Evaluating a time series forecast involves measuring how well your predictions match the actual observed data. There are several approaches and metrics, depending on the goal of your analysis.

Point Forecast Accuracy Metrics

These metrics compare the predicted values directly with the observed values:

  • Mean Absolute Error (MAE): Measures the average magnitude of errors without considering their direction. It is simple and easy to interpret.
  • MSE: Squares the errors to penalize larger deviations more heavily.
  • RMSE: Square root of MSE; in the same units as the data and emphasizes large errors.
  • MAPE: Expresses errors as a percentage of the actual values, useful for understanding relative accuracy.

These metrics provide a quick sense of overall accuracy, but they do not capture patterns in the errors.

Residual Analysis

Residuals are the differences between the actual values and the predicted values: Analyzing residuals helps identify whether the model has left any systematic patterns unexplained:

  • Plot residuals over time to check for trends or cycles.
  • Residuals should ideally be uncorrelated and approximately normally distributed.
  • Tools for residual analysis:
    • ACF of residuals: Detects any remaining autocorrelation in the errors ACF.
    • Histogram or Q-Q plot: Checks whether residuals are roughly normally distributed Q-Q Plot.

Out-of-sample rolling forecast evaluation

This approach tests how well the model performs on data that was not available during training:

  • Train-test split: Train the model on historical data, forecast future points, and compare with actual outcomes.
  • Rolling / walk-forward validation: Refit the model as new data becomes available, forecast ahead, and record errors. This approach shows how forecast accuracy evolves over time and across different forecast horizons. Rolling evaluation mimics real-world forecasting conditions and gives a realistic estimate of forecast reliability.

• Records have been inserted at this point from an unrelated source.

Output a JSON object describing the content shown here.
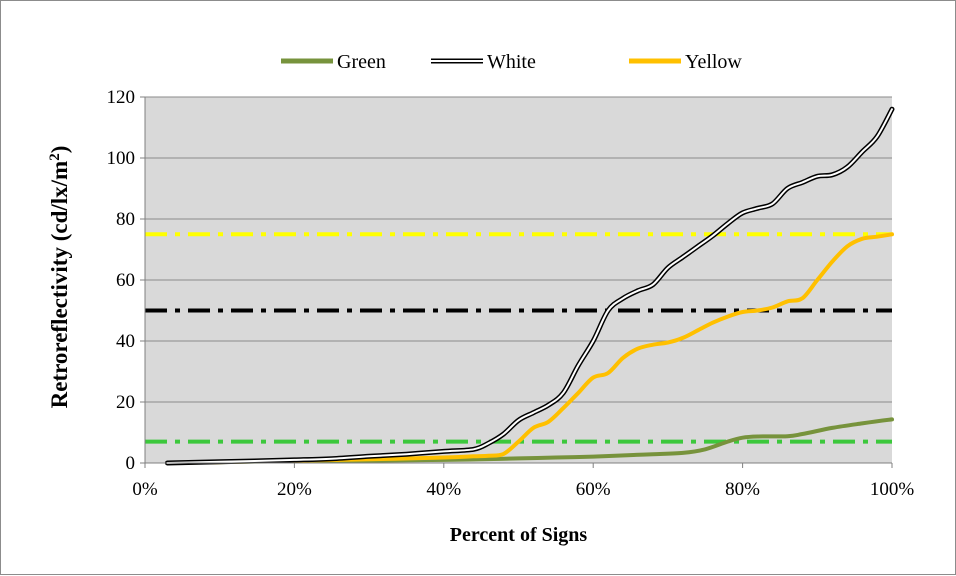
{
  "chart_data": {
    "type": "line",
    "xlabel": "Percent of Signs",
    "ylabel": "Retroreflectivity (cd/lx/m²)",
    "xlim": [
      0,
      100
    ],
    "ylim": [
      0,
      120
    ],
    "x_ticks": [
      0,
      20,
      40,
      60,
      80,
      100
    ],
    "x_tick_labels": [
      "0%",
      "20%",
      "40%",
      "60%",
      "80%",
      "100%"
    ],
    "y_ticks": [
      0,
      20,
      40,
      60,
      80,
      100,
      120
    ],
    "y_tick_labels": [
      "0",
      "20",
      "40",
      "60",
      "80",
      "100",
      "120"
    ],
    "grid": "horizontal",
    "plot_background": "#d9d9d9",
    "legend_position": "top",
    "series": [
      {
        "name": "Green",
        "color": "#77933c",
        "style": "solid",
        "x": [
          3,
          10,
          20,
          30,
          40,
          45,
          50,
          55,
          60,
          65,
          68,
          72,
          75,
          78,
          80,
          82,
          86,
          88,
          92,
          96,
          100
        ],
        "y": [
          0,
          0.3,
          0.6,
          0.8,
          1.0,
          1.2,
          1.5,
          1.8,
          2.1,
          2.6,
          2.9,
          3.3,
          4.5,
          7.0,
          8.3,
          8.7,
          8.8,
          9.5,
          11.5,
          13.0,
          14.3
        ]
      },
      {
        "name": "White",
        "color": "#000000",
        "style": "double",
        "x": [
          3,
          10,
          20,
          25,
          30,
          35,
          40,
          44,
          46,
          48,
          50,
          52,
          54,
          56,
          58,
          60,
          62,
          64,
          66,
          68,
          70,
          72,
          74,
          76,
          78,
          80,
          82,
          84,
          86,
          88,
          90,
          92,
          94,
          96,
          98,
          100
        ],
        "y": [
          0,
          0.4,
          1.0,
          1.4,
          2.2,
          2.9,
          3.8,
          4.5,
          6.5,
          9.5,
          14.0,
          16.5,
          19.0,
          23.0,
          32.0,
          40.0,
          50.0,
          54.0,
          56.5,
          58.5,
          64.0,
          67.5,
          71.0,
          74.5,
          78.5,
          82.0,
          83.5,
          85.0,
          90.0,
          92.0,
          94.0,
          94.5,
          97.0,
          102.0,
          107.0,
          116.0
        ]
      },
      {
        "name": "Yellow",
        "color": "#ffc000",
        "style": "solid",
        "x": [
          3,
          10,
          20,
          30,
          40,
          44,
          46,
          48,
          50,
          52,
          54,
          56,
          58,
          60,
          62,
          64,
          66,
          68,
          70,
          72,
          74,
          76,
          78,
          80,
          82,
          84,
          86,
          88,
          90,
          92,
          94,
          96,
          98,
          100
        ],
        "y": [
          0,
          0.3,
          0.8,
          1.2,
          1.8,
          2.2,
          2.4,
          3.0,
          7.0,
          11.5,
          13.5,
          18.0,
          23.0,
          28.0,
          29.5,
          34.5,
          37.5,
          38.8,
          39.5,
          41.0,
          43.5,
          46.0,
          48.0,
          49.5,
          50.0,
          51.0,
          53.0,
          54.0,
          60.0,
          66.0,
          71.0,
          73.5,
          74.2,
          75.0
        ]
      }
    ],
    "reference_lines": [
      {
        "y": 75,
        "color": "#ffff00",
        "style": "dash-dot"
      },
      {
        "y": 50,
        "color": "#000000",
        "style": "dash-dot"
      },
      {
        "y": 7,
        "color": "#3cc83c",
        "style": "dash-dot"
      }
    ]
  }
}
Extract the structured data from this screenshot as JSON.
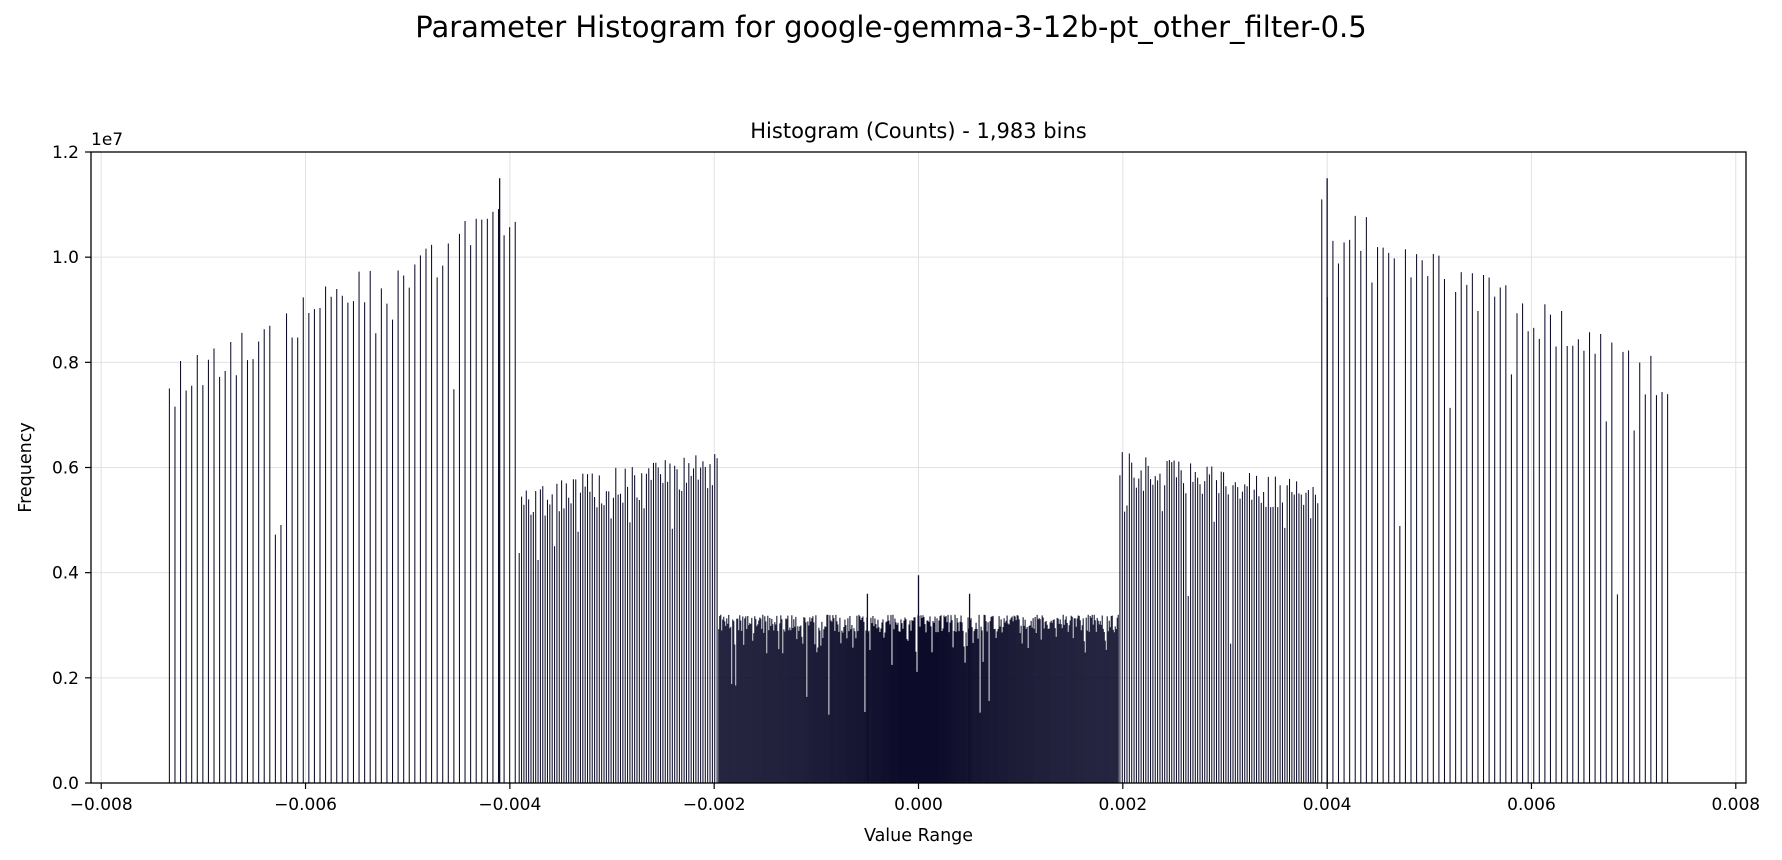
{
  "figure": {
    "title": "Parameter Histogram for google-gemma-3-12b-pt_other_filter-0.5"
  },
  "chart_data": {
    "type": "bar",
    "title": "Histogram (Counts) - 1,983 bins",
    "xlabel": "Value Range",
    "ylabel": "Frequency",
    "y_offset_text": "1e7",
    "xlim": [
      -0.0081,
      0.0081
    ],
    "ylim": [
      0,
      12000000
    ],
    "x_ticks": [
      {
        "value": -0.008,
        "label": "−0.008"
      },
      {
        "value": -0.006,
        "label": "−0.006"
      },
      {
        "value": -0.004,
        "label": "−0.004"
      },
      {
        "value": -0.002,
        "label": "−0.002"
      },
      {
        "value": 0.0,
        "label": "0.000"
      },
      {
        "value": 0.002,
        "label": "0.002"
      },
      {
        "value": 0.004,
        "label": "0.004"
      },
      {
        "value": 0.006,
        "label": "0.006"
      },
      {
        "value": 0.008,
        "label": "0.008"
      }
    ],
    "y_ticks": [
      {
        "value": 0,
        "label": "0.0"
      },
      {
        "value": 2000000,
        "label": "0.2"
      },
      {
        "value": 4000000,
        "label": "0.4"
      },
      {
        "value": 6000000,
        "label": "0.6"
      },
      {
        "value": 8000000,
        "label": "0.8"
      },
      {
        "value": 10000000,
        "label": "1.0"
      },
      {
        "value": 12000000,
        "label": "1.2"
      }
    ],
    "grid": true,
    "bar_color": "#0d0d2b",
    "value_range": [
      -0.00736,
      0.00736
    ],
    "bins": 1983,
    "regions": [
      {
        "x_start": -0.00736,
        "x_end": -0.00392,
        "bar_spacing": 5.43e-05,
        "y_start": 8000000,
        "y_end": 11200000,
        "y_jitter": 900000
      },
      {
        "x_start": -0.00392,
        "x_end": -0.00196,
        "bar_spacing": 2.3e-05,
        "y_start": 5700000,
        "y_end": 6300000,
        "y_jitter": 700000
      },
      {
        "x_start": -0.00196,
        "x_end": 0.00196,
        "bar_spacing": 9.8e-06,
        "y_start": 3200000,
        "y_end": 3200000,
        "y_jitter": 350000
      },
      {
        "x_start": 0.00196,
        "x_end": 0.00392,
        "bar_spacing": 2.3e-05,
        "y_start": 6300000,
        "y_end": 5700000,
        "y_jitter": 700000
      },
      {
        "x_start": 0.00392,
        "x_end": 0.00736,
        "bar_spacing": 5.43e-05,
        "y_start": 11200000,
        "y_end": 8000000,
        "y_jitter": 900000
      }
    ],
    "peaks": [
      {
        "x": -0.0041,
        "y": 11500000
      },
      {
        "x": 0.004,
        "y": 11500000
      },
      {
        "x": 0.0,
        "y": 3950000
      },
      {
        "x": -0.0005,
        "y": 3600000
      },
      {
        "x": 0.0005,
        "y": 3600000
      }
    ]
  }
}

Business / Decision-Oriented Evaluation

Accuracy metrics alone are not always sufficient; forecasts should be evaluated in the context of their practical impact: Time Series Forecasts in Business:

  • Does the forecast support decision-making?
  • Are critical thresholds or targets met?
  • For example, in energy demand forecasting, errors may translate into over- or under-supply penalties, which are more meaningful than purely numerical accuracy.

Evaluating forecasts from a business perspective ensures that models are not only statistically sound but also operationally useful.